Lee Hong Jian developed core research infrastructure for stock trading and reinforcement learning in the drshahizan/research-design repository, focusing on both data workflows and project documentation. He built a Jupyter Notebook for stock market data analysis, implementing preprocessing, cleaning, exploratory analysis, and data splitting using Python, pandas, and matplotlib to support rapid experimentation and model prototyping. Alongside technical development, he consolidated documentation and onboarding materials, organizing assets and external resources to streamline collaboration and knowledge transfer. His work emphasized reproducibility, maintainability, and clear governance, resulting in a robust foundation for future research and efficient onboarding of new contributors.

June 2025 focused on building core research infrastructure for stock trading and reinforcement learning initiatives in the drshahizan/research-design repository. Delivered a Stock Market Data Analysis Notebook with preprocessing, cleaning, exploratory analysis, and train/test split workflows using yfinance, pandas, and matplotlib, enabling rapid experimentation and model prototyping. Consolidated Reinforcement Learning in Automated Trading materials by organizing documentation, assets, and an overview with external links (PDFs, slides, YouTube), improving study, evaluation, and presentation readiness. No major defects were reported; the emphasis was on feature delivery, documentation, and reproducibility to accelerate data workflows and stakeholder communications. Technologies demonstrated include Python data science stack (yfinance, pandas, matplotlib, Jupyter), robust documentation practices, and Git-based collaboration that enhances reproducibility and onboarding.
June 2025 focused on building core research infrastructure for stock trading and reinforcement learning initiatives in the drshahizan/research-design repository. Delivered a Stock Market Data Analysis Notebook with preprocessing, cleaning, exploratory analysis, and train/test split workflows using yfinance, pandas, and matplotlib, enabling rapid experimentation and model prototyping. Consolidated Reinforcement Learning in Automated Trading materials by organizing documentation, assets, and an overview with external links (PDFs, slides, YouTube), improving study, evaluation, and presentation readiness. No major defects were reported; the emphasis was on feature delivery, documentation, and reproducibility to accelerate data workflows and stakeholder communications. Technologies demonstrated include Python data science stack (yfinance, pandas, matplotlib, Jupyter), robust documentation practices, and Git-based collaboration that enhances reproducibility and onboarding.

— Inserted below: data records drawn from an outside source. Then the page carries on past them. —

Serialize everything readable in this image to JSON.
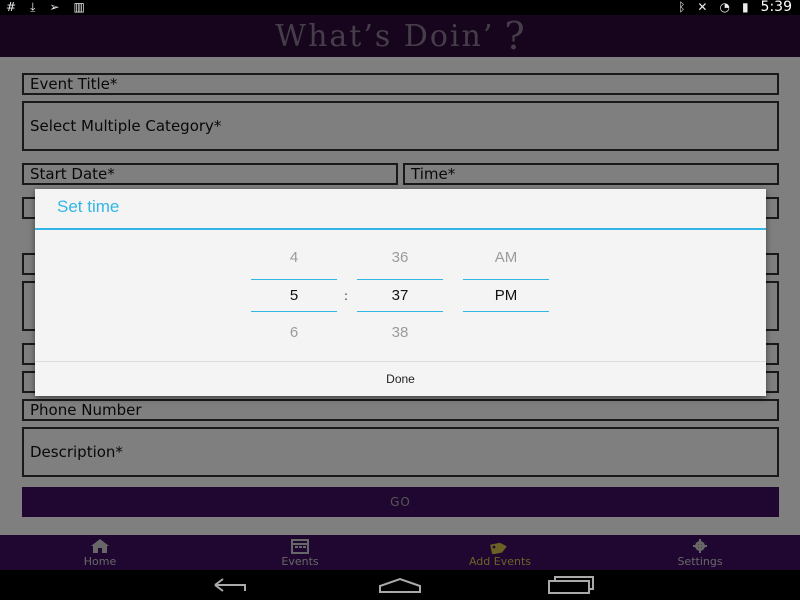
{
  "status_bar": {
    "time": "5:39",
    "left_icons": [
      "hash-icon",
      "download-icon",
      "send-icon",
      "barcode-icon"
    ],
    "right_icons": [
      "bluetooth-icon",
      "mute-icon",
      "wifi-icon",
      "battery-icon"
    ]
  },
  "header": {
    "logo_text": "What’s  Doin’",
    "logo_mark": "?"
  },
  "form": {
    "event_title": "Event Title*",
    "category": "Select Multiple Category*",
    "start_date": "Start Date*",
    "time": "Time*",
    "phone": "Phone Number",
    "description": "Description*",
    "go": "GO"
  },
  "dialog": {
    "title": "Set time",
    "hour": {
      "prev": "4",
      "current": "5",
      "next": "6"
    },
    "minute": {
      "prev": "36",
      "current": "37",
      "next": "38"
    },
    "ampm": {
      "prev": "AM",
      "current": "PM"
    },
    "separator": ":",
    "done": "Done"
  },
  "bottom_nav": [
    {
      "label": "Home",
      "icon": "home-icon",
      "active": false
    },
    {
      "label": "Events",
      "icon": "calendar-icon",
      "active": false
    },
    {
      "label": "Add Events",
      "icon": "tag-icon",
      "active": true
    },
    {
      "label": "Settings",
      "icon": "gear-icon",
      "active": false
    }
  ],
  "colors": {
    "accent": "#33b5e5",
    "header_bg": "#2c0a38",
    "nav_bg": "#3f0f63",
    "active_nav": "#d8c24b"
  }
}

April 2025: Delivered documentation scaffolding and governance improvements across two repositories, establishing clear project metadata, standardized proposal lifecycle, and enhanced onboarding. Implemented ZeolatJian exercise readme enhancements with practical examples for rendering LaTeX (KaTeX) and UML diagrams (Mermaid), boosting documentation quality and developer productivity. No critical bugs reported; focus was on quality, maintainability, and process automation to reduce future maintenance.

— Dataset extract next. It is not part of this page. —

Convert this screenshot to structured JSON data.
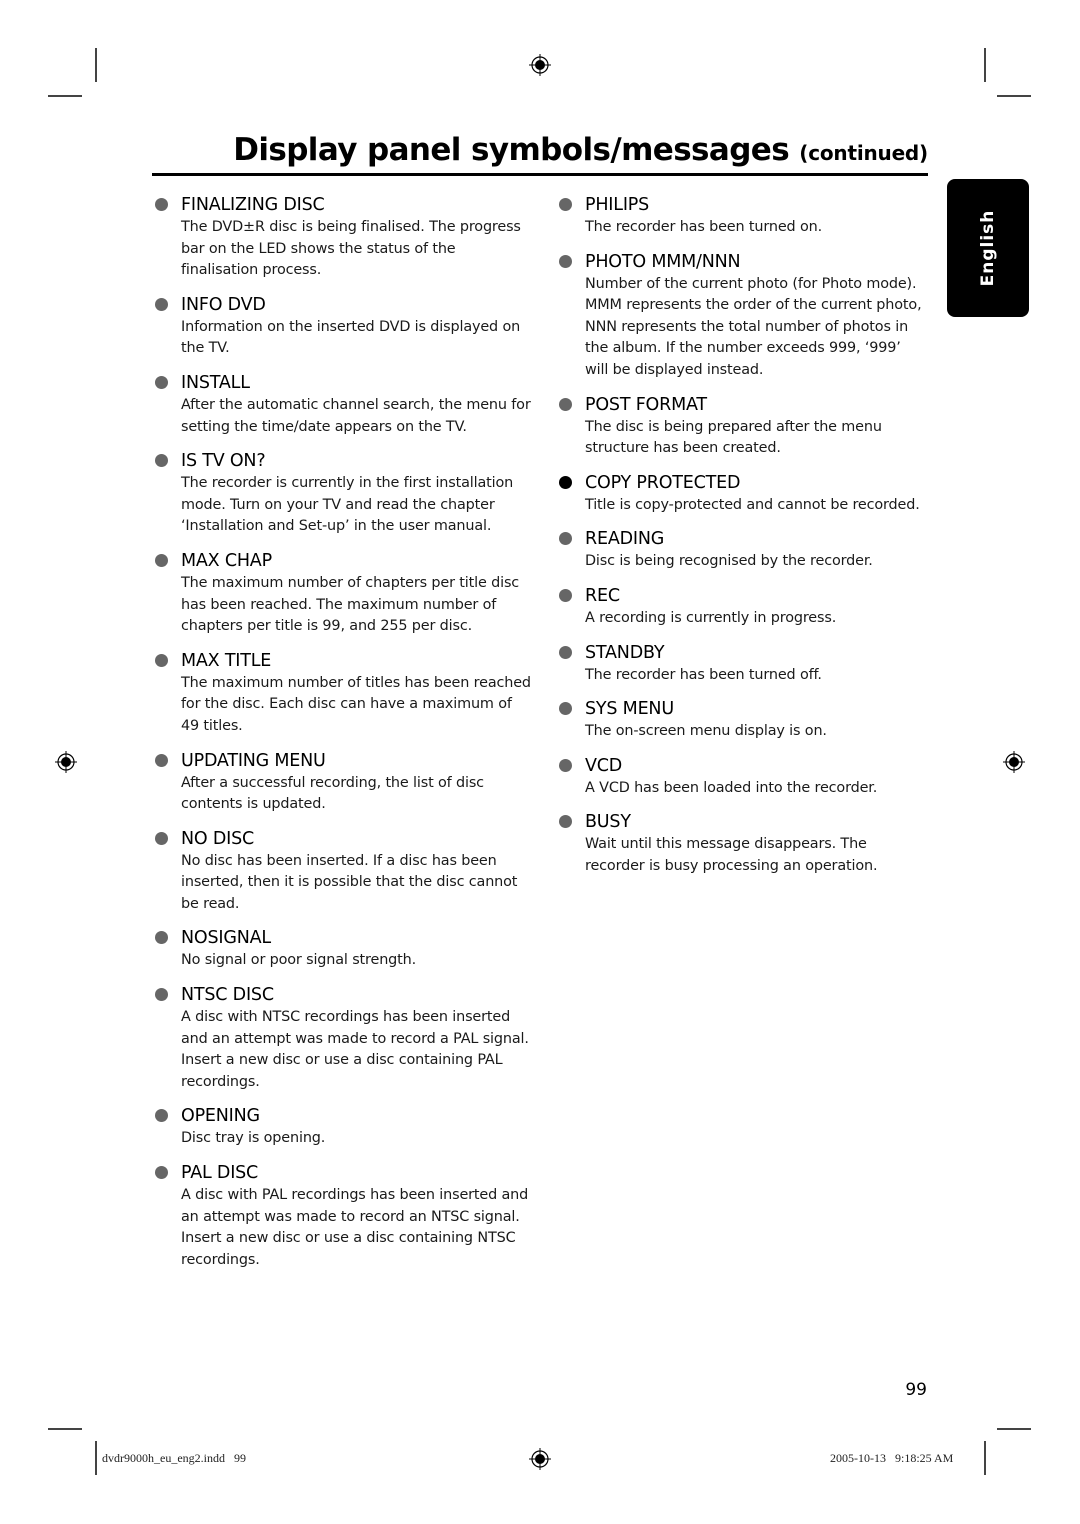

April 2025: Delivered documentation scaffolding and governance improvements across two repositories, establishing clear project metadata, standardized proposal lifecycle, and enhanced onboarding. Implemented ZeolatJian exercise readme enhancements with practical examples for rendering LaTeX (KaTeX) and UML diagrams (Mermaid), boosting documentation quality and developer productivity. No critical bugs reported; focus was on quality, maintainability, and process automation to reduce future maintenance.

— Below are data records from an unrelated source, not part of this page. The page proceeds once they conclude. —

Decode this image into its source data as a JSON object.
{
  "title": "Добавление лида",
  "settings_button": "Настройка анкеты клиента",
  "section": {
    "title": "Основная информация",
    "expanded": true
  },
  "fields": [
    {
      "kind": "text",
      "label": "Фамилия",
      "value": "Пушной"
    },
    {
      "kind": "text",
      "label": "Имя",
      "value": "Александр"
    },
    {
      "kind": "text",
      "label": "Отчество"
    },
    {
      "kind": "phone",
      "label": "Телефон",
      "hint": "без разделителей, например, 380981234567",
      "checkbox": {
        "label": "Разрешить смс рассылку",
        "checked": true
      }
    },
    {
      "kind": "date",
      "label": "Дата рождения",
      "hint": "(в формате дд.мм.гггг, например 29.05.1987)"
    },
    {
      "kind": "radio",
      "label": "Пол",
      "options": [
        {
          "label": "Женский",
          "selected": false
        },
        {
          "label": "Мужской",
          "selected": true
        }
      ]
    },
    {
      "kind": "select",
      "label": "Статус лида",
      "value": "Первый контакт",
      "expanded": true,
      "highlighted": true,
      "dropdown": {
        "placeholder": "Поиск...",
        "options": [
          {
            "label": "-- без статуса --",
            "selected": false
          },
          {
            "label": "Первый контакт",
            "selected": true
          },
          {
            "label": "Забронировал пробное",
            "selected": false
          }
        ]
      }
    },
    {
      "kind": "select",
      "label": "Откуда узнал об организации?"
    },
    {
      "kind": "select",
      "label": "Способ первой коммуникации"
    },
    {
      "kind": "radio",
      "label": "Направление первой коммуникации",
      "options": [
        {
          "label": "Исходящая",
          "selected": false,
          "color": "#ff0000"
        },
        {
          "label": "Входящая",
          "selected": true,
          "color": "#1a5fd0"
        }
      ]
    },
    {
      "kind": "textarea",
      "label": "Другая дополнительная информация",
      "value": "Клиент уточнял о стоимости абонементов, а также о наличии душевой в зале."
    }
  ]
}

March 2025 monthly summary for drshahizan/research-design: Focused on documentation quality and contributor onboarding. Delivered Team Documentation Improvements (contributor profile corrections, LinkedIn/GitHub links for LEE HONG JIAN, and README formatting refinements) and added ZeolatJian student profile with a dedicated README and background. Achieved hygiene fixes by cleaning up empty placeholders and removing outdated artifacts to prevent confusion. These changes improve collaboration efficiency, enhance contributor visibility, and bolster project credibility. Skills demonstrated include Git workflows, Markdown/README design, contributor management, and repository hygiene.
March 2025 monthly summary for drshahizan/research-design: Focused on documentation quality and contributor onboarding. Delivered Team Documentation Improvements (contributor profile corrections, LinkedIn/GitHub links for LEE HONG JIAN, and README formatting refinements) and added ZeolatJian student profile with a dedicated README and background. Achieved hygiene fixes by cleaning up empty placeholders and removing outdated artifacts to prevent confusion. These changes improve collaboration efficiency, enhance contributor visibility, and bolster project credibility. Skills demonstrated include Git workflows, Markdown/README design, contributor management, and repository hygiene.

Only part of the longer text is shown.